Nobody really knows what a Tully monster is. It's maybe a squid thing. Or like a lamprey. Only it has these weird eye stalks, and a... is that a tentacle or a claw? It's a mouth? Seriously?
Categorising the 300 million year old fossilised remains of Tullimonstrum gregarium was never going to be easy. Just look at it. A recent analysis of eye pigments in animals is doing nothing to settle the argument, either.
A few years ago, researchers analysing the structures and chemical signatures of the Tully monster's eyes concluded its pigments had more in common with those of fish, than of snails or squid.
Researchers from University College Cork in Ireland and Fujita Health University in Japan have now analysed pigments in the eyes of modern cephalopods and several fish species to determine just how much we can rely on chemical signatures of screening pigments to distinguish major categories of the animal kingdom.
The short answer is we can't. Whatever we thought Tully monster was, it isn't now.
Though there might be a handy catch.
The rock that started all of this was dug up by an amateur fossil hunter named Francis Tully back in 1955. The fossil within that rock was weird, to say the least. There were no clear bony parts, and it had stiff eye stalks jutting out from the sides, as well as a kinked snout ending in a claw.
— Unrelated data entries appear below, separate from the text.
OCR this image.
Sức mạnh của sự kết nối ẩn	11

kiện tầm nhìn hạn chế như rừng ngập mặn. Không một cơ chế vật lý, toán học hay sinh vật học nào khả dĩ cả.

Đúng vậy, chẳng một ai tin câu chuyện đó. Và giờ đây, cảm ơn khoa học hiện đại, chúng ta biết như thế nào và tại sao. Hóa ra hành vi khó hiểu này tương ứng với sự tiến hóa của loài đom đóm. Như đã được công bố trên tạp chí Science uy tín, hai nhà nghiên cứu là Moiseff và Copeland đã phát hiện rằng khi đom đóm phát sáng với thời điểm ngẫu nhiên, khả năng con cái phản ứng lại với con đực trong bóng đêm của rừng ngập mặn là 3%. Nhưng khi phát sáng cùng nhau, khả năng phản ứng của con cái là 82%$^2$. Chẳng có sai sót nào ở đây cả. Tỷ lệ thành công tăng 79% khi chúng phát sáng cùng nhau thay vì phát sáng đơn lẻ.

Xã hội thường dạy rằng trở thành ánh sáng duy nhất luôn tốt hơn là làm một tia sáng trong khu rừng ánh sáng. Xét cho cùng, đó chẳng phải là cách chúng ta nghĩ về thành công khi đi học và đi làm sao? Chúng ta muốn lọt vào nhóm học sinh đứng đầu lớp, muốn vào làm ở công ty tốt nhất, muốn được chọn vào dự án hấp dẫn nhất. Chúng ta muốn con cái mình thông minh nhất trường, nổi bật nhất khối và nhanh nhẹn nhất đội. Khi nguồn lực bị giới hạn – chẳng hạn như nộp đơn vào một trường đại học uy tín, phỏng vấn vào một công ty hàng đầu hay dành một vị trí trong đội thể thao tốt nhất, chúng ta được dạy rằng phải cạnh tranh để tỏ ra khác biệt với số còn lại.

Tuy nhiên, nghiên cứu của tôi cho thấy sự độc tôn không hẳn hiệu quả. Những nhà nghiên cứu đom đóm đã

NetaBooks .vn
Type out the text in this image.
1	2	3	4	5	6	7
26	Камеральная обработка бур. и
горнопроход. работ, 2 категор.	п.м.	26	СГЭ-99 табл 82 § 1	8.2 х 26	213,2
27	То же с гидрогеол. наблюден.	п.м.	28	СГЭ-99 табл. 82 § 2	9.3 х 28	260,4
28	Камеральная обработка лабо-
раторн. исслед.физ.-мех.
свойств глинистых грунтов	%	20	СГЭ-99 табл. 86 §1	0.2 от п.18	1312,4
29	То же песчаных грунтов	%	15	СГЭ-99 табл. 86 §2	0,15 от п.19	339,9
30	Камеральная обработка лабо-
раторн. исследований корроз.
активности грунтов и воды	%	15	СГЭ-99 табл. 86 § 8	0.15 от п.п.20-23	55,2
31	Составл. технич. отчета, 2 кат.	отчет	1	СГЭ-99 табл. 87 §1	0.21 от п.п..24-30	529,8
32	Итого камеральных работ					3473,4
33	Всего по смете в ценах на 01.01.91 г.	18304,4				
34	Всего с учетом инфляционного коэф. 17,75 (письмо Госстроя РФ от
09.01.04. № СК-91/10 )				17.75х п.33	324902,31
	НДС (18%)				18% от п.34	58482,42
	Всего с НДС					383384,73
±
For half a century palaeontologists have wondered where the animal might fit in the tree of life. Usually that discussion is a question of species, or occasionally genus or family. For T. gregarium, nobody has been able to confirm whether an invertebrate or not, leaving its entire phylum up for discussion.
In 2016, researchers from Yale University came down hard on the vertebrate side, claiming a pale gut-like structure in Tully monster fossils was actually a notochord, or primitive backbone.
Then came the eye study, which identified the presence of tiny pigment bodies of melanin called melanosomes that absorb stray light rays, keeping them from interfering with the animal's vision.
Invertebrates, like squid, were thought to rely on other chemicals, such as an ommochrome or pterin, for screening pigments, so this all but confirmed the Tully monster was more fish-like than squid-like.
But not everybody was convinced, with some thinking a more holistic approach couldn't rule out an invertebrate classification.
"Eyes have evolved dozens of times. It's not too much of a leap to imagine Tully monsters could have evolved an eye that resembled a vertebrate eye," University of Pennsylvania palaeobiologist Lauren Sallen said back in 2017.
Squid and octopuses have an incredibly complex visual system, and also produce melanin in other parts of their body. So it wouldn't be all that surprising to discover melanosomes inside their eyes as well.
Nobody had looked closely though - until now. The researchers examined screening pigments from the common octopus (Octopus vulgaris), European squid (Loligo vulgaris), and common cuttlefish (Sepia officianalis), and found at least some invertebrates can have melanin bodies in their eyes after all.
It seems Sallen had a solid point. Tully can have melanosomes like a vertebrate but still be a squid-like-thing. So, back to square one we go - although we do have some new clues, too.
The team also found the kinds of melanosomes that cephalopods have bind trace metals differently to vertebrates. So, they took a close look at a Tully monster-fossil, finding its melanosomes contain lower amounts of zinc compared to eyes in vertebrate fossils from the same area.
They also found a significant amount of copper ions, also hinting that the creature has more in common with cuttlefish than it does with lampreys.
This doesn't make Tully a squid any more than a notochord would have made it a fish. It might make any argument in favour of its taxonomy as a backboned animal a little less likely, though.
Just don't expect this discovery to settle the debate once and for all. Whatever this Jim Henson muppet happens to be, it's going to take a few more investigations like this one before we can close the book on it for good.
This research is published in the Proceedings of the Royal Society B.